On today’s computers with their incredible drawing power, is there really any need for art students to learn traditional drawing techniques? Well, yes there is!
Learning the basics
Being taught the basics; pen and ink or pencil drawing, handling watercolours, oil painting. The lesson in figurative drawing, still life and landscapes gives the student a good artistic grounding. It’s the very essence of being an artist, whether you eventually decide to create installations, paint abstract pictures, chip away at chunks of marble or design by computer, it all starts with understanding your environment.
Being able to reproduce a texture, shadow or outline with nothing more sophisticated than a pencil gives you a direct connection to your surroundings. You gain an appreciation in a way that is just not possible by clicking an appropriate icon on a software program. You are directly in touch with your world.
Connecting with your art
Art is so much more than just mark making, it is about reaching out, in a very real way and touching your surroundings. This is only truly possible by observing and recording it. Drawing helps train the mind, eye and hand capture nature’s beauty in a way that is connected and personal.
The skill of drawing represents the earliest form of recorded communication and drawing gives vent to our expressive selves. Our ancestors, living in caves drew, showing their landscapes and animals. And today, whether fine art, craftwork, telephone conversation doodles or simple mindless vandalism, we still have a desire to produce images.
The thrill of drawing
Drawing software can certainly produce subtle, flowing lines, perfect circles and deep, dark shadows. However, the process cannot compete with the thrill of mixing the exact hue or reproducing the curve of a piece of fresh fruit. There is a zen-like moment, an elemental feeling, when the artist is in tune with the world and is producing a magnificent harmony.

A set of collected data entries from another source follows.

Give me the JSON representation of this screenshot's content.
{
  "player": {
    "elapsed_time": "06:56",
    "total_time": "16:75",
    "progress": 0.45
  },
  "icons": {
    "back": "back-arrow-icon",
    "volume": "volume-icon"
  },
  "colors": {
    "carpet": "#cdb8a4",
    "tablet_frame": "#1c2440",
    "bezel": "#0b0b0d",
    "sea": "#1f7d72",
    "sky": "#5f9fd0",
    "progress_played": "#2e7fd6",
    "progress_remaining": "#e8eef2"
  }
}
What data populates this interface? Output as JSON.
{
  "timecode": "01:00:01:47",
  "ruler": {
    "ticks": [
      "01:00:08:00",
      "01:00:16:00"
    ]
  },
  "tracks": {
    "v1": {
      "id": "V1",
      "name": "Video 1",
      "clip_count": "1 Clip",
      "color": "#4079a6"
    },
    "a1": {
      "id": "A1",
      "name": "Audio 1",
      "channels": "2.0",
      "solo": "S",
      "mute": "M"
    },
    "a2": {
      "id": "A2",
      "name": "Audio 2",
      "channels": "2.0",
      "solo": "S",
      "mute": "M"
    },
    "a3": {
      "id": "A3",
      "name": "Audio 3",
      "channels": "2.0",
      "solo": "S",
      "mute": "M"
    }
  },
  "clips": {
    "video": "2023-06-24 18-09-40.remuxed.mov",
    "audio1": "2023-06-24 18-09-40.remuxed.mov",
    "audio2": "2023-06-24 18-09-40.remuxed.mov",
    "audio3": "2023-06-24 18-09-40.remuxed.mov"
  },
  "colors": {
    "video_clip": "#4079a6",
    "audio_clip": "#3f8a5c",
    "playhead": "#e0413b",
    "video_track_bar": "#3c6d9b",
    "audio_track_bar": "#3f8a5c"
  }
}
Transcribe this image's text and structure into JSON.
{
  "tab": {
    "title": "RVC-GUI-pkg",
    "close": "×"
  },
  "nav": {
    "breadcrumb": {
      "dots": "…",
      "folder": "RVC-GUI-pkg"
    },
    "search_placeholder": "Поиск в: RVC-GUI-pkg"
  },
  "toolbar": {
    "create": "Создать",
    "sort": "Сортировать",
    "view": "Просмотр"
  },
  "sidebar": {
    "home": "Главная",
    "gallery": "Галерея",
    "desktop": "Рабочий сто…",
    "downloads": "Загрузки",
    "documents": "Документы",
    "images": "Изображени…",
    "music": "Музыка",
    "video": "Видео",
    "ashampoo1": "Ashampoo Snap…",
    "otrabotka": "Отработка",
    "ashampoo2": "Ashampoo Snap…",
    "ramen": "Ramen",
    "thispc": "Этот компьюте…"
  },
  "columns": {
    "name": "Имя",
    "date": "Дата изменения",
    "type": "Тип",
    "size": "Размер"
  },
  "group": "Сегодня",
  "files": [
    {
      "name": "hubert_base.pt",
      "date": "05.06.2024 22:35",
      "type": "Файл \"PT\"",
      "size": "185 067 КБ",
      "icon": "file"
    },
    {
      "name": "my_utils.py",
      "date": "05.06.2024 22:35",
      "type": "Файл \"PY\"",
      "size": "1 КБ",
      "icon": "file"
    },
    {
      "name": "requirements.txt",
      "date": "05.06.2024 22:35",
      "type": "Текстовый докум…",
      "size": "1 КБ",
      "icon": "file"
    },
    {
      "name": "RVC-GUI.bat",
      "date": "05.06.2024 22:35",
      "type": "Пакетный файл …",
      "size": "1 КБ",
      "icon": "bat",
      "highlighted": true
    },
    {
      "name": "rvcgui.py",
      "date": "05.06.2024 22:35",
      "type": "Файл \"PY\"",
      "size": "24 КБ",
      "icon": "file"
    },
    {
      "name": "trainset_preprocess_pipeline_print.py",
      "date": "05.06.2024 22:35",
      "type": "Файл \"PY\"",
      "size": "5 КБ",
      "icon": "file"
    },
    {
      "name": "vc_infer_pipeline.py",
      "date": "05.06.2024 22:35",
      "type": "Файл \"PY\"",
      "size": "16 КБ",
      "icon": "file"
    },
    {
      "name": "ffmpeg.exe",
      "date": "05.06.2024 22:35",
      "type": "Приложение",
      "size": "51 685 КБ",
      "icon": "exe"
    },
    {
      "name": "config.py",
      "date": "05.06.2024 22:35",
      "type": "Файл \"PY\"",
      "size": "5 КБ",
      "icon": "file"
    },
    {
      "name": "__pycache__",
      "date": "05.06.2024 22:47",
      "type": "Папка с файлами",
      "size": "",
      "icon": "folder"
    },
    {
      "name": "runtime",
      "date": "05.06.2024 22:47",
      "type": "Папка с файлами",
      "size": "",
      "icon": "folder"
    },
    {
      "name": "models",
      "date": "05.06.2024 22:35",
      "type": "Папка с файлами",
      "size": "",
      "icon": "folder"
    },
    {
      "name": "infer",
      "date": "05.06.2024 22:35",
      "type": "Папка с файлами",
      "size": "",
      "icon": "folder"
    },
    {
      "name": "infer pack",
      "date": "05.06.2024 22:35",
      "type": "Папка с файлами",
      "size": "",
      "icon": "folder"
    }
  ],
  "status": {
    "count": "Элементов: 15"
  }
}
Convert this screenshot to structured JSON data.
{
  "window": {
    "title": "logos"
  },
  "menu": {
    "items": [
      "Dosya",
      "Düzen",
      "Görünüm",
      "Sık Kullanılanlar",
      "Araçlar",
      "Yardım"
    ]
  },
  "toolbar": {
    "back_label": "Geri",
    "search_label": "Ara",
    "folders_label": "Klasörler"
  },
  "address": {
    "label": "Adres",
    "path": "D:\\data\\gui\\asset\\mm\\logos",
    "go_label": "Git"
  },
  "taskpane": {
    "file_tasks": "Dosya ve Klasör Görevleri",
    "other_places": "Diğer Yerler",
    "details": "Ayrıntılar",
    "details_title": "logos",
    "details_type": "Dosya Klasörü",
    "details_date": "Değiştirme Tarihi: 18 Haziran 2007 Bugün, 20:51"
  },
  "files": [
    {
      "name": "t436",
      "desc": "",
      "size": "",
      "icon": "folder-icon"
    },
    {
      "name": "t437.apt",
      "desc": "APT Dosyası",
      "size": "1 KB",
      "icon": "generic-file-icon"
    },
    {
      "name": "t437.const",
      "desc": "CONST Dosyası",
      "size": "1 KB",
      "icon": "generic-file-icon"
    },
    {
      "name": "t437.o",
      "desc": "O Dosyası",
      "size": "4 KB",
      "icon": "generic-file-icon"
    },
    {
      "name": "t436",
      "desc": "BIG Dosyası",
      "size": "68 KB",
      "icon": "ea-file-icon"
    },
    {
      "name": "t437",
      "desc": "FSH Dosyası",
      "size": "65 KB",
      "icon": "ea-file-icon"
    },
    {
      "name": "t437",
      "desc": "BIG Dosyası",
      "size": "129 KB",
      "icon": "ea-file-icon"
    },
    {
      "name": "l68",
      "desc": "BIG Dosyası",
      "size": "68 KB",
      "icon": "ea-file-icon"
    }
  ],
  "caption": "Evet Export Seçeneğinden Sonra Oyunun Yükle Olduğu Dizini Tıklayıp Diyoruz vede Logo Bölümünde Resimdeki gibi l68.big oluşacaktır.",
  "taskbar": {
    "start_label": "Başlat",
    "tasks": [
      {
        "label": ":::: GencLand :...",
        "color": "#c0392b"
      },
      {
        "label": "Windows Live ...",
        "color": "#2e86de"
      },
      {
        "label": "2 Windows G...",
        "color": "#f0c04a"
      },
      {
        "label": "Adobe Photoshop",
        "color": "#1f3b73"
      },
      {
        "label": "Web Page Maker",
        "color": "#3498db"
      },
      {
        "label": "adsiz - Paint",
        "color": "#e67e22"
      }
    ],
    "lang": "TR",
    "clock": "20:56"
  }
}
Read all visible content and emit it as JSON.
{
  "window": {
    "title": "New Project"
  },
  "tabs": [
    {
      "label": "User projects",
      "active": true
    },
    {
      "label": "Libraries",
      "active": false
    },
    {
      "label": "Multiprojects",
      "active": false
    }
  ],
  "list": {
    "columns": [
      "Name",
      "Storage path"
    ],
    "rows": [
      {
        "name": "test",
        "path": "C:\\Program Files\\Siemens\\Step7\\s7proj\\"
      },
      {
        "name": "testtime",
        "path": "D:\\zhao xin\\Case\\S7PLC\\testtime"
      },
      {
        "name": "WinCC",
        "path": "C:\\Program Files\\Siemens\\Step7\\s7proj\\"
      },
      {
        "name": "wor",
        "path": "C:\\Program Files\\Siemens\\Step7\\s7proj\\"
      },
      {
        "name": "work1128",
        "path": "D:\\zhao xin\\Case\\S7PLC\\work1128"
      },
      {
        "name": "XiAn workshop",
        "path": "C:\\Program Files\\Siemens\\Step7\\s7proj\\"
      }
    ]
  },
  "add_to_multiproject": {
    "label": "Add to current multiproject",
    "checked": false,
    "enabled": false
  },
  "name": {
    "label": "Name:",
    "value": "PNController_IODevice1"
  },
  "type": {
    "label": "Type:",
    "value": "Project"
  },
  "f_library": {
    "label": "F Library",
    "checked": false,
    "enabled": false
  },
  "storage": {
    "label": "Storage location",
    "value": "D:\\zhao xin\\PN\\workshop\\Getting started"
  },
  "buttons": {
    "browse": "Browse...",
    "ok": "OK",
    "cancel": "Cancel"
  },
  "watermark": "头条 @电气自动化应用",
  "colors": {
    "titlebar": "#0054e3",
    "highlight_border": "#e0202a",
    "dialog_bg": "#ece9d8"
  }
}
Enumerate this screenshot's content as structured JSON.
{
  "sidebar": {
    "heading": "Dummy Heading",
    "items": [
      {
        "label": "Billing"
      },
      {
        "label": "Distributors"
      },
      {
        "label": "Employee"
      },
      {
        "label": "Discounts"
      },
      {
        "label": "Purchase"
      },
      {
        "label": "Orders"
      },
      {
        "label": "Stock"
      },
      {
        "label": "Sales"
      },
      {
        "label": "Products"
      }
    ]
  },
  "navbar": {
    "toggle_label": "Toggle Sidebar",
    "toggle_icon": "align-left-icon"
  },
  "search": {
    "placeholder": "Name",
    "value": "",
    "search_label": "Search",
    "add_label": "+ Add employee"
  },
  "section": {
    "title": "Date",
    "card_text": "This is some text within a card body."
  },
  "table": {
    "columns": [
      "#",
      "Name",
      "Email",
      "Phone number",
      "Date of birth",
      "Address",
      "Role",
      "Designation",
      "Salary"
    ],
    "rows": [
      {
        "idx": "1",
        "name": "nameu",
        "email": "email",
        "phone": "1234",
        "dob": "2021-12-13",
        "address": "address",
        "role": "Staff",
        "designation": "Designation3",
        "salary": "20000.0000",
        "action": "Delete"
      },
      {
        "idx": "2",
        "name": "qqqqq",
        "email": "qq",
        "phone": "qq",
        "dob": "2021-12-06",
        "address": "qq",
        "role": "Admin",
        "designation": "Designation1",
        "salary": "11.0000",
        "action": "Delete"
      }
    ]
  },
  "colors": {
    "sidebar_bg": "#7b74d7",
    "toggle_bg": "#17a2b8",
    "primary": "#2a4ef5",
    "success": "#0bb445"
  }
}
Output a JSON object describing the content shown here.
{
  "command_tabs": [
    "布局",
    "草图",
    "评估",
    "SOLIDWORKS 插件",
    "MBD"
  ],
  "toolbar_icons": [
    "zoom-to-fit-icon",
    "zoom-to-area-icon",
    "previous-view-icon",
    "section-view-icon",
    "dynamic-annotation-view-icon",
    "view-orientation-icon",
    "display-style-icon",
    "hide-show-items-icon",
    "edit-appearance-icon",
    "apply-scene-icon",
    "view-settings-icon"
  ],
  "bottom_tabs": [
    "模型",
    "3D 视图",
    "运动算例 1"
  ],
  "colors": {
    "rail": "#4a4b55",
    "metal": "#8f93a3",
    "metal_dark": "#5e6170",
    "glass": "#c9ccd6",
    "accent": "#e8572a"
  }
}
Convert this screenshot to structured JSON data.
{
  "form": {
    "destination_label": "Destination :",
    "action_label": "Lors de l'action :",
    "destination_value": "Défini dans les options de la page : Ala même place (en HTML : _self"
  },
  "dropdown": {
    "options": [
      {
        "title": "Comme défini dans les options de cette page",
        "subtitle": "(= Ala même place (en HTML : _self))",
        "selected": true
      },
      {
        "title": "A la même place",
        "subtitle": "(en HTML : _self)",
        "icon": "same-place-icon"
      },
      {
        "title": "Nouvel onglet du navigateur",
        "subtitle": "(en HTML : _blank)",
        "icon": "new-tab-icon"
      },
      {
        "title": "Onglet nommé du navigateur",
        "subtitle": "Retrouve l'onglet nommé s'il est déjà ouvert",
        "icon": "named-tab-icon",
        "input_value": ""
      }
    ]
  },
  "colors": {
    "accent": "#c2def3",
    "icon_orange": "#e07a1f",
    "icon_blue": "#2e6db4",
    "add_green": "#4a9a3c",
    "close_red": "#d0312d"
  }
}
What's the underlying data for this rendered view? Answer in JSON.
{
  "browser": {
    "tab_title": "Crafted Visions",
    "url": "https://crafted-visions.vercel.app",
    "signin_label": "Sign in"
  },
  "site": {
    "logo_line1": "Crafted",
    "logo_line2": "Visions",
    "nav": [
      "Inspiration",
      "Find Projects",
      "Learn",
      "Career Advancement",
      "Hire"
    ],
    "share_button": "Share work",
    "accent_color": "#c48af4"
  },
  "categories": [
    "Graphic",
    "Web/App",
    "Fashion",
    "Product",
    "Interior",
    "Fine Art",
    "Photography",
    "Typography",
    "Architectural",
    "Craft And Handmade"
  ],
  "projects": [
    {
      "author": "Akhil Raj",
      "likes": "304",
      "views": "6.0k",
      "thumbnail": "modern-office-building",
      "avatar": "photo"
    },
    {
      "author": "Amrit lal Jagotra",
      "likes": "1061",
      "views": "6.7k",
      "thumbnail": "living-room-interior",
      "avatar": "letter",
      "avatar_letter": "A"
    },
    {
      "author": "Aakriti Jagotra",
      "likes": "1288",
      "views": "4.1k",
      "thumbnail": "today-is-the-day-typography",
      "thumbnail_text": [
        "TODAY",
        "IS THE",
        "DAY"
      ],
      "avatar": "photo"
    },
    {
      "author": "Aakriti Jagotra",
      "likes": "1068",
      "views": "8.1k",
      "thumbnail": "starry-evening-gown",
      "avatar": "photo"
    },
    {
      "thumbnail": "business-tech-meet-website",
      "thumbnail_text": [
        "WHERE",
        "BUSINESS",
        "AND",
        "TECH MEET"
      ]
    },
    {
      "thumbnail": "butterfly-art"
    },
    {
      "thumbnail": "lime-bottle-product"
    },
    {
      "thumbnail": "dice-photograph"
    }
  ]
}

I am not against using computer designing at all and I do think that they are capable of rendering wonderful results. It’s just that I also think that it’s important for art students to do their time before the easel, tube in hand and charcoal streaked across the cheek. Getting down and dirty with your art is the only sure way to learn and love the process.
Drawing on experience
Not experiencing the art of drawing is to miss out on the tactile, sensual interaction with your surroundings in a way that cannot be replicated by computers. It should form an essential part of the education curriculum and be encouraged as a social pastime. After all, Art is Fun!